The UNODC’s Jean-Luc Lemahieu admitted that the figures from the report seemed to show that plans to eradicate or reduce opium production had failed. However, he did have confidence in the new Afghan government, even though the US led coalition has all but pulled out of the country. Washington has also spent $7.6 billion on counter narcotics programs in the country, since the Taliban’s fall from power in 2001.
"(Changing) the economic incentives away from the illicit economy to the licit economy, now that’s a hell of a task, but that’s exactly what indeed this new government seems to stand for," said Lemahieu, the UNODC director for policy analysis and public affairs said, as reported by Reuters.
— UNODC (@UNODC) November 12, 2014
The organization stated that poppy cultivation had expanded to 224,000 hectares in 2014, which was an increase of seven percent. In contrast, a mere 74,000 hectares were being used to grow poppies in 2002, a year after the Taliban regime was ousted from power.
Not surprisingly with the rise in land being used to grow poppies, there has been an increase in opium production, which is used to make heroin. Around 6,400 tons of opium were produced in 2014, which is an increase of 17 percent from the previous year. However, it failed to reach the all-time record of 7,400 which was produced in 2007.
"In 2014, opium prices decreased in all regions of Afghanistan. One probable reason for the decrease was an increase in supply due to an increase in production," the survey said.
With the price of opium falling, this has led to a surge in the number of drug addicts in Afghanistan, with an estimated 1.5 million drug users out of a country of 30 million people, UN officials have stated, which is 5 percent of the country’s population.
The report also showed that attempts to eradicate poppy cultivation were failing. Eradication programs decreased by 63 percent with only 2,692 hectares being cleared, while rudimentary and labor intensive methods, such as using sticks, blades and hands and uprooting were often used to get rid of the crops.

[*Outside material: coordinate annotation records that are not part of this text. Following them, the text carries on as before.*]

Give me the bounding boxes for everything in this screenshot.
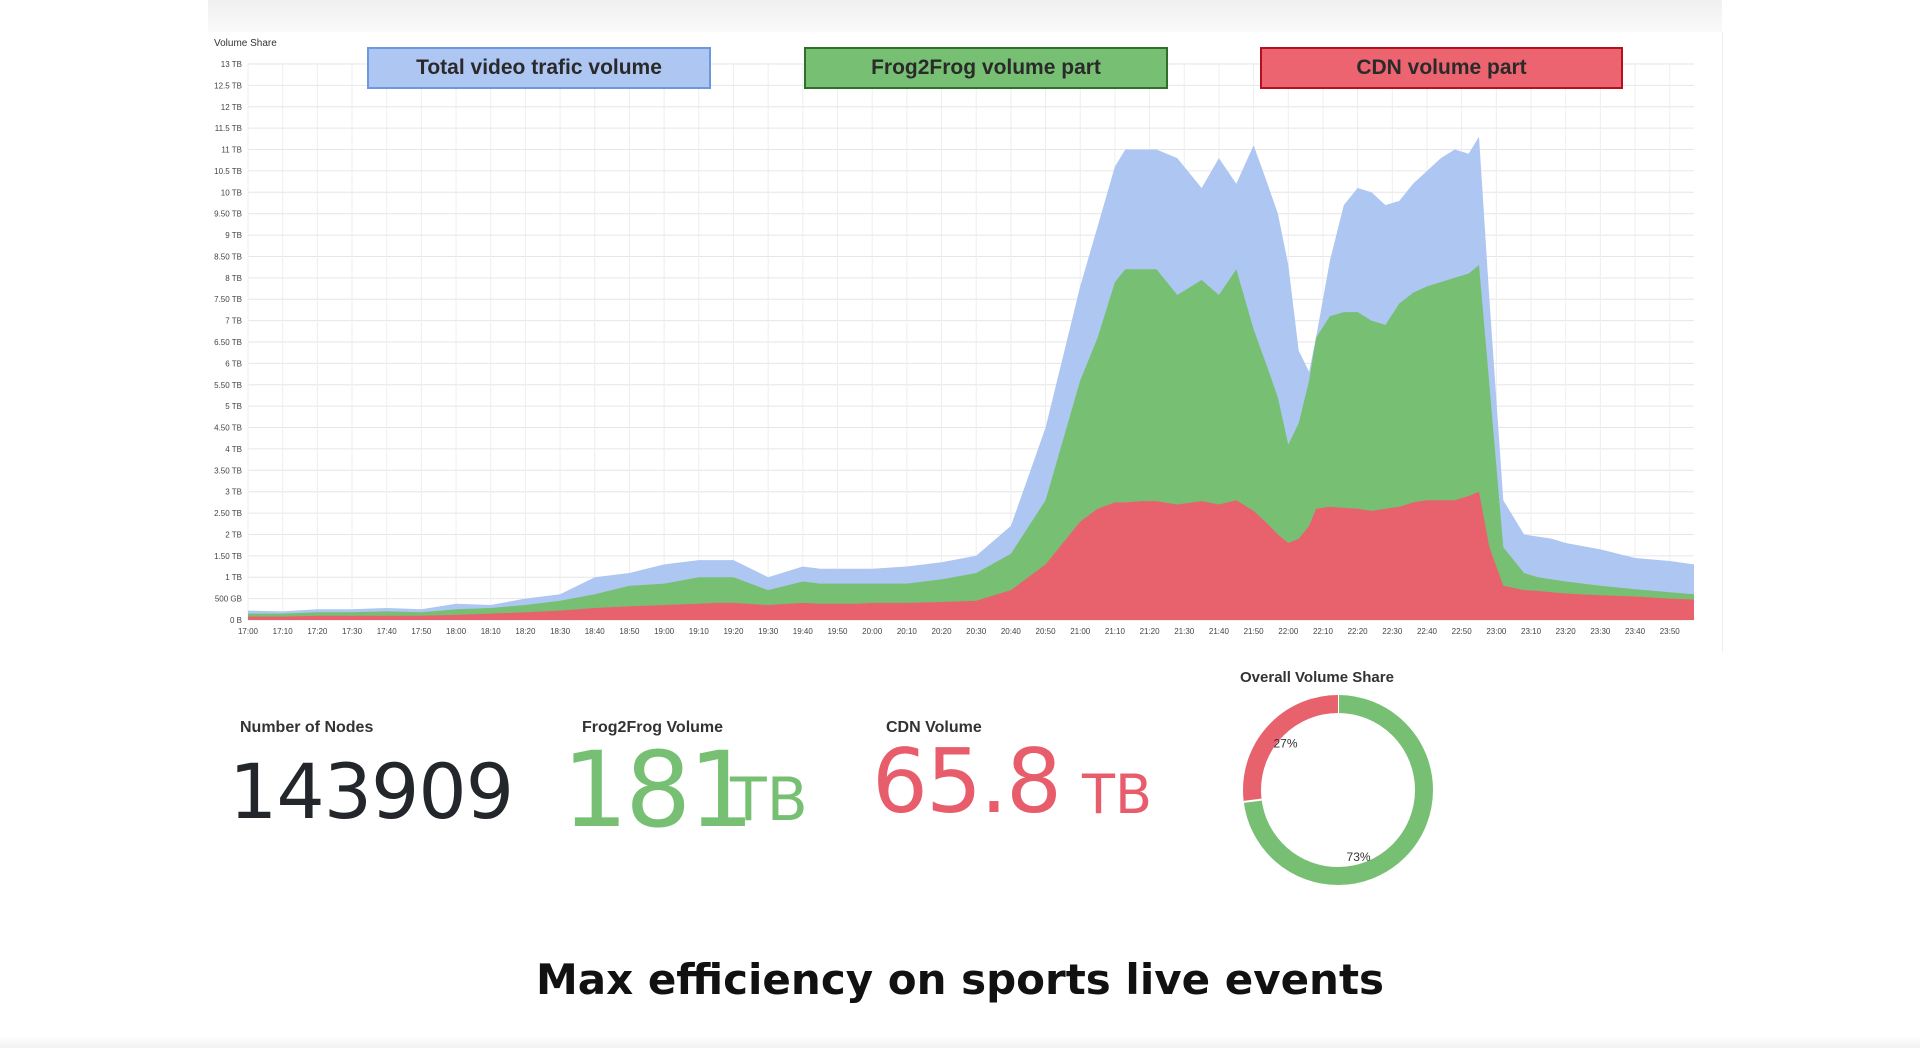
x-tick-label: 23:00 (1486, 627, 1507, 636)
x-tick-label: 20:40 (1001, 627, 1022, 636)
volume-share-chart: Volume Share 0 B 500 GB 1 TB 1.50 TB 2 TB 2.5… (214, 38, 1694, 636)
y-tick-label: 10.5 TB (214, 167, 242, 176)
y-tick-label: 9.50 TB (214, 210, 242, 219)
x-tick-label: 17:10 (273, 627, 294, 636)
caption: Max efficiency on sports live events (535, 955, 1385, 1004)
x-tick-label: 20:30 (966, 627, 987, 636)
frog2frog-volume-value: 181 (562, 729, 755, 851)
x-tick-label: 22:40 (1417, 627, 1438, 636)
y-tick-label: 4.50 TB (214, 424, 242, 433)
x-tick-label: 19:30 (758, 627, 779, 636)
x-tick-label: 17:40 (377, 627, 398, 636)
y-tick-label: 1 TB (225, 573, 242, 582)
cdn-volume-label: CDN Volume (886, 719, 982, 736)
y-tick-label: 5 TB (225, 402, 242, 411)
y-tick-label: 8.50 TB (214, 252, 242, 261)
x-tick-label: 22:50 (1452, 627, 1473, 636)
x-tick-label: 19:10 (689, 627, 710, 636)
x-tick-label: 17:00 (238, 627, 259, 636)
x-tick-label: 23:50 (1660, 627, 1681, 636)
x-tick-label: 17:30 (342, 627, 363, 636)
y-tick-label: 7.50 TB (214, 295, 242, 304)
donut-title: Overall Volume Share (1240, 669, 1394, 686)
y-tick-label: 1.50 TB (214, 552, 242, 561)
donut-separator (1243, 798, 1262, 803)
x-tick-label: 22:20 (1348, 627, 1369, 636)
volume-share-donut: 73% 27% (1243, 695, 1433, 885)
y-tick-label: 9 TB (225, 231, 242, 240)
x-tick-label: 23:20 (1556, 627, 1577, 636)
y-tick-label: 10 TB (221, 188, 242, 197)
x-tick-label: 21:10 (1105, 627, 1126, 636)
y-tick-label: 2.50 TB (214, 509, 242, 518)
x-tick-label: 18:30 (550, 627, 571, 636)
x-tick-label: 17:20 (307, 627, 328, 636)
x-tick-label: 21:40 (1209, 627, 1230, 636)
x-tick-label: 18:20 (515, 627, 536, 636)
cdn-volume-unit: TB (1082, 763, 1153, 826)
y-tick-label: 0 B (230, 616, 242, 625)
cdn-volume-area (248, 491, 1694, 620)
x-tick-label: 18:50 (619, 627, 640, 636)
legend-total-video-traffic: Total video trafic volume (367, 47, 711, 89)
y-tick-label: 500 GB (215, 595, 242, 604)
x-tick-label: 19:20 (723, 627, 744, 636)
x-tick-label: 23:10 (1521, 627, 1542, 636)
y-tick-label: 6.50 TB (214, 338, 242, 347)
x-tick-label: 17:50 (411, 627, 432, 636)
x-tick-label: 21:50 (1244, 627, 1265, 636)
x-tick-label: 18:00 (446, 627, 467, 636)
y-tick-label: 3 TB (225, 488, 242, 497)
volume-share-chart-panel: Volume Share 0 B 500 GB 1 TB 1.50 TB 2 TB 2.5… (208, 32, 1723, 652)
y-tick-label: 5.50 TB (214, 381, 242, 390)
top-strip (208, 0, 1722, 32)
x-tick-label: 18:40 (585, 627, 606, 636)
x-tick-label: 20:20 (932, 627, 953, 636)
x-tick-label: 21:20 (1140, 627, 1161, 636)
y-tick-label: 8 TB (225, 274, 242, 283)
x-tick-label: 23:30 (1590, 627, 1611, 636)
y-tick-label: 13 TB (221, 60, 242, 69)
legend-frog2frog-volume: Frog2Frog volume part (804, 47, 1168, 89)
x-tick-label: 20:50 (1036, 627, 1057, 636)
x-tick-label: 21:30 (1174, 627, 1195, 636)
x-tick-label: 20:00 (862, 627, 883, 636)
y-tick-label: 4 TB (225, 445, 242, 454)
nodes-label: Number of Nodes (240, 719, 374, 736)
nodes-value: 143909 (229, 747, 514, 836)
x-axis-ticks: 17:00 17:10 17:20 17:30 17:40 17:50 18:00 18:10… (238, 627, 1680, 636)
x-tick-label: 21:00 (1070, 627, 1091, 636)
donut-label-cdn: 27% (1273, 737, 1297, 751)
x-tick-label: 22:10 (1313, 627, 1334, 636)
frog2frog-volume-label: Frog2Frog Volume (582, 719, 724, 736)
x-tick-label: 19:50 (827, 627, 848, 636)
frog2frog-volume-unit: TB (730, 765, 808, 835)
x-tick-label: 22:30 (1382, 627, 1403, 636)
y-tick-label: 3.50 TB (214, 466, 242, 475)
y-axis-ticks: 0 B 500 GB 1 TB 1.50 TB 2 TB 2.50 TB 3 TB 3.50 … (214, 60, 242, 625)
y-tick-label: 7 TB (225, 317, 242, 326)
x-tick-label: 20:10 (897, 627, 918, 636)
donut-label-frog2frog: 73% (1347, 850, 1371, 864)
donut-slice-cdn (1243, 695, 1433, 885)
x-tick-label: 19:00 (654, 627, 675, 636)
y-tick-label: 12 TB (221, 103, 242, 112)
chart-title: Volume Share (214, 38, 277, 49)
y-tick-label: 11.5 TB (215, 124, 242, 133)
y-tick-label: 2 TB (225, 530, 242, 539)
bottom-fade (0, 1036, 1920, 1048)
cdn-volume-value: 65.8 (872, 730, 1062, 833)
x-tick-label: 22:00 (1278, 627, 1299, 636)
x-tick-label: 18:10 (481, 627, 502, 636)
y-tick-label: 12.5 TB (214, 81, 242, 90)
y-tick-label: 11 TB (221, 146, 242, 155)
x-tick-label: 23:40 (1625, 627, 1646, 636)
legend-cdn-volume: CDN volume part (1260, 47, 1623, 89)
y-tick-label: 6 TB (225, 359, 242, 368)
chart-areas (248, 136, 1694, 620)
x-tick-label: 19:40 (793, 627, 814, 636)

In the year British troops left Afghanistan, opium production reached record levels. Graph from UNODC report. pic.twitter.com/yBMAbQb7gl
— Jamie Wood (@JamieWood_Sky) November 12, 2014
New Afghan President Ashraf Ghani has been in power for less than two months, however, he does have a comprehensive plan to try and tackle the growing drug problem in the country, according to Lemahieu.
The vast majority (89 percent) of opium cultivation took place in nine provinces in Afghanistan’s Southern and Western regions, which include the country’s most insecure provinces. The Afghan president has written a book on how to fix failed states and says the need to increase jobs is key. He believes that cotton could be grown instead of poppies, if the West dropped tariffs, which are imposed on textiles produced in Afghanistan.